Urban Indians do not live in recognisably Indian neighbourhoods, but are often intermarried with other ethnic groups and frequently mistaken for Hispanic Americans. Typically they are near the bottom of the socio-economic ladder. Educational achievement, says Sarris, is "dreadfully low". It has been estimated, he says, that fewer than 10 per cent complete school. Among about 400 members of his Coastal Miwok tribe, Sarris has the only PhD.

At his home in the Hollywood Hills, Sarris answers the door in his towel. He is entertaining a group of native Hawaiian film-makers and some Indian relatives from Los Angeles. He is built like a Malibu surfer, with broad shoulders and thick biceps, and close cropped dark hair - he goes to the gym every day. Though his complexion is dark, as a type he looks more Californian than Indian. His own Indian heritage comes through his paternal grandmother, part Miwok, part Kashaya Pomo Indian. He was the illegitimate offspring, he says, of his father's many liaisons in high school; his mother was Jewish, and he was given up for adoption.

Sarris's work as a novelist began to earn critical attention with the publication in 1994 of Grand Avenue, a collection of ten stories of urban Indian life, set in the street in Santa Rosa where he grew up. The same year he published Mabel McKay: Weaving the Dream, the story of the woman who became his spiritual guide and surrogate grandmother after he met her as a young boy.

This year Grand Avenue was made into a television mini-series for Home Box Office, the best known cable channel for films in the US. Sarris wrote and co-produced it, and cast many of his 2,000 cousins as extras. It was HBO's highest rated show of the year, the sort of statistic that Hollywood loves.

The televised Grand Avenue opens with Mollie, the mother of three children by different fathers, loading the family's meagre possessions into a clapped out station wagon and heading from the reservation to the city. In the ensuing drama long lost children come home to roost. And a teenage girl undergoing chemotherapy for cancer is more than a tear jerker - it becomes a metaphor for Indian life.

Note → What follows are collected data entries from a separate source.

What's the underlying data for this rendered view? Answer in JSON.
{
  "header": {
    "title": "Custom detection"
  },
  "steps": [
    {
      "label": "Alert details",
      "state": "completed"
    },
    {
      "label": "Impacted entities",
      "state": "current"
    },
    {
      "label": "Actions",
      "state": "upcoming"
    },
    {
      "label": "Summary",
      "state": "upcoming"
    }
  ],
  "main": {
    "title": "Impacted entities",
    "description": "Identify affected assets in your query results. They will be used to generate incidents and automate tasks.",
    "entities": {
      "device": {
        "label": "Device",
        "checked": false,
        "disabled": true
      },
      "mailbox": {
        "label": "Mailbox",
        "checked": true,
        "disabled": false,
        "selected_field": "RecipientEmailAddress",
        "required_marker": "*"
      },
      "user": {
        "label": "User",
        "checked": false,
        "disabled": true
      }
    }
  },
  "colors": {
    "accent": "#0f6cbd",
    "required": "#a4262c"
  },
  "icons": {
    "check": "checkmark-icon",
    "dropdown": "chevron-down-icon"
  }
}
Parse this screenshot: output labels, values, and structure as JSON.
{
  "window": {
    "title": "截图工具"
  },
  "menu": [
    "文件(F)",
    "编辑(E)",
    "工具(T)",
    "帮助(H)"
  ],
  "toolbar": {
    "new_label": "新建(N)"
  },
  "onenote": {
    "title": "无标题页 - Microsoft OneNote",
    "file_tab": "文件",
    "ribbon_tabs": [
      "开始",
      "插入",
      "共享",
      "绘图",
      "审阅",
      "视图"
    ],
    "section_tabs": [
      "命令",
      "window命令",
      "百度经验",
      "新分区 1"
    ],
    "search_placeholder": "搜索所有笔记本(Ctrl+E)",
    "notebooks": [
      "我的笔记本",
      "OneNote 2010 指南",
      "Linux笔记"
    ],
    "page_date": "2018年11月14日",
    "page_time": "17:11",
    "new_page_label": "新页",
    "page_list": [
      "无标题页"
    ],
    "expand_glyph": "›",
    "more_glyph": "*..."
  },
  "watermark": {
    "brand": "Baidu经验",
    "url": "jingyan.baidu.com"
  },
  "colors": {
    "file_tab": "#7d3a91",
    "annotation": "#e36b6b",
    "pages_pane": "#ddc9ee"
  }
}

"We're Indians," says one character in Grand Avenue. "So much **** happens to us we forget to feel good." Grand Avenue's characters struggle to reconcile their anger - in particular the alcoholic Mollie's anger, at men who have abandoned her, at racist employers who typecast Indians as lazy and dishonest, at others who assume she is Mexican and address her in Spanish.

"There's a lot of anger in a lot of us, and it's historic," says Sarris. "You see the American Indians, most of us, 98 per cent of the tribes, we never resigned, we are still at war. The anger lives on in various ways, and if you have an angry parent who is angry at something, or about something, that anger gets passed on. It's like a virus that keeps mutating, generation after generation."